LightRAG is a lightweight Retrieval-Augmented Generation (RAG) framework specifically designed for analyzing complex documents in fields such as law, healthcare, and finance. It serves as a highly efficient alternative to Microsoft GraphRAG. Utilizing a dual-level architecture to manage both knowledge graphs (KG) and vector embeddings simultaneously, LightRAG perfectly bridges the technical gap between traditional vector-based RAG and graph-based RAG. Furthermore, it effectively addresses the major bottlenecks of GraphRAG when handling large-scale data, such as heavy computational overhead, slow response times, and exorbitant incremental update costs. Designed with high scalability at its core, the system supports massive datasets while maintaining exceptional information extraction accuracy—even when powered by 30B (30 billion parameter) open-source Large Language Models (LLMs).
- Deep Contextual Understanding: Through graph-structured indexing, LightRAG captures complex semantic dependencies between entities, overcoming the fragmented context limitations typical of traditional chunk-based retrieval methods. Its generation quality and context awareness are particularly outstanding in vertical domains (e.g., legal, financial) that require global comprehension or logical reasoning.
- Exceptional Comprehensiveness & Diversity: LightRAG’s dual-level retrieval mechanism allows it to integrate detailed facts and abstract concepts concurrently. This enables the system to achieve remarkable performance in query result comprehensiveness and diversity, making it highly effective at handling complex, cross-document queries.
- Extreme Retrieval Efficiency & Low Cost: LightRAG does not rely on inefficient community reports or multi-hop reasoning for complex queries. This drastically reduces the number of LLM calls required during both the indexing and querying phases, significantly lowering response latency and LLM computational costs.
- Rapid Adaptation to Dynamic Data: LightRAG supports seamless, incremental knowledge base updates.
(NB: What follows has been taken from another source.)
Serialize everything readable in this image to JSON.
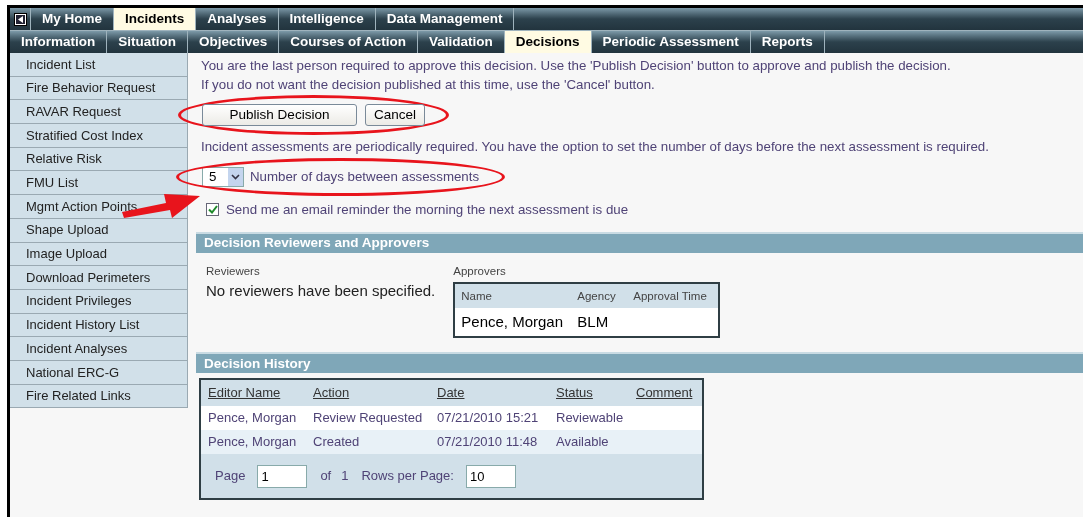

New data only needs to go through a standard graph indexing pipeline to generate a local graph, which is then directly integrated into the existing graph via set merging. This process eliminates the need to disrupt the original structure or rebuild the global index, ensuring real-time relevance in dynamic data environments. When deleting documents, the system leverages LLM caching from the construction phase to rapidly rebuild affected entity relationships, vastly improving knowledge base update efficiency.
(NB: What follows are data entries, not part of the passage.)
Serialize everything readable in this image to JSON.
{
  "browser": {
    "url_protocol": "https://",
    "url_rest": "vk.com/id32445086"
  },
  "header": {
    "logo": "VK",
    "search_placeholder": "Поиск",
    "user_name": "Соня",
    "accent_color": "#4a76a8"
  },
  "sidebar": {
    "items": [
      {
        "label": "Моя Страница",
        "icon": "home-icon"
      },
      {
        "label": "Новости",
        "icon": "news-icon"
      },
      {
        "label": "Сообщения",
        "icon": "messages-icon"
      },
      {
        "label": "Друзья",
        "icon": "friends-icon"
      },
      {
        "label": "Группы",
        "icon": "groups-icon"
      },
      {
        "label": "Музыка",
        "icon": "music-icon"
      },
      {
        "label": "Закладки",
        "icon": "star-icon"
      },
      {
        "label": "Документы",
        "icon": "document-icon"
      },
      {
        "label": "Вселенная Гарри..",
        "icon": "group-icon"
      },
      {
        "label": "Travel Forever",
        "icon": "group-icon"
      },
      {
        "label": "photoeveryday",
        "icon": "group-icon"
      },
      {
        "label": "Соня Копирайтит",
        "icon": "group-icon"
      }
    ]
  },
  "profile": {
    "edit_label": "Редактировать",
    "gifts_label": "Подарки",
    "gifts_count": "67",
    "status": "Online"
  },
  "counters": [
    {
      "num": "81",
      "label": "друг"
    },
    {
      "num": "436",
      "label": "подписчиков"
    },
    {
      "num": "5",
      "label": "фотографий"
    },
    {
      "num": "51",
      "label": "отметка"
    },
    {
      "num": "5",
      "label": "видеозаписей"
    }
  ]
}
Starting from version v1.5, LightRAG has officially introduced analysis and retrieval capabilities for multimodal documents:
- Multi-Engine Document Parsing: Its document processing pipeline supports parsing engines such as MinerU, Docling, and Native, enabling the highly efficient extraction of text, tables, formulas, and images from documents.
- Cross-Modal Entity & Relation Mapping: It achieves cross-modal entity extraction and relationship mapping within a unified framework, resulting in seamless indexing and querying.
- Enhanced Application Scenarios: The brand-new multimodal processing pipeline significantly improves RAG quality for documents rich in multimodal content, such as operation manuals and academic papers.
The LightRAG server offers not only a web-based UI for exploring LightRAG functionalities but also a comprehensive REST API. For more information about the LightRAG server, please refer to LightRAG Server.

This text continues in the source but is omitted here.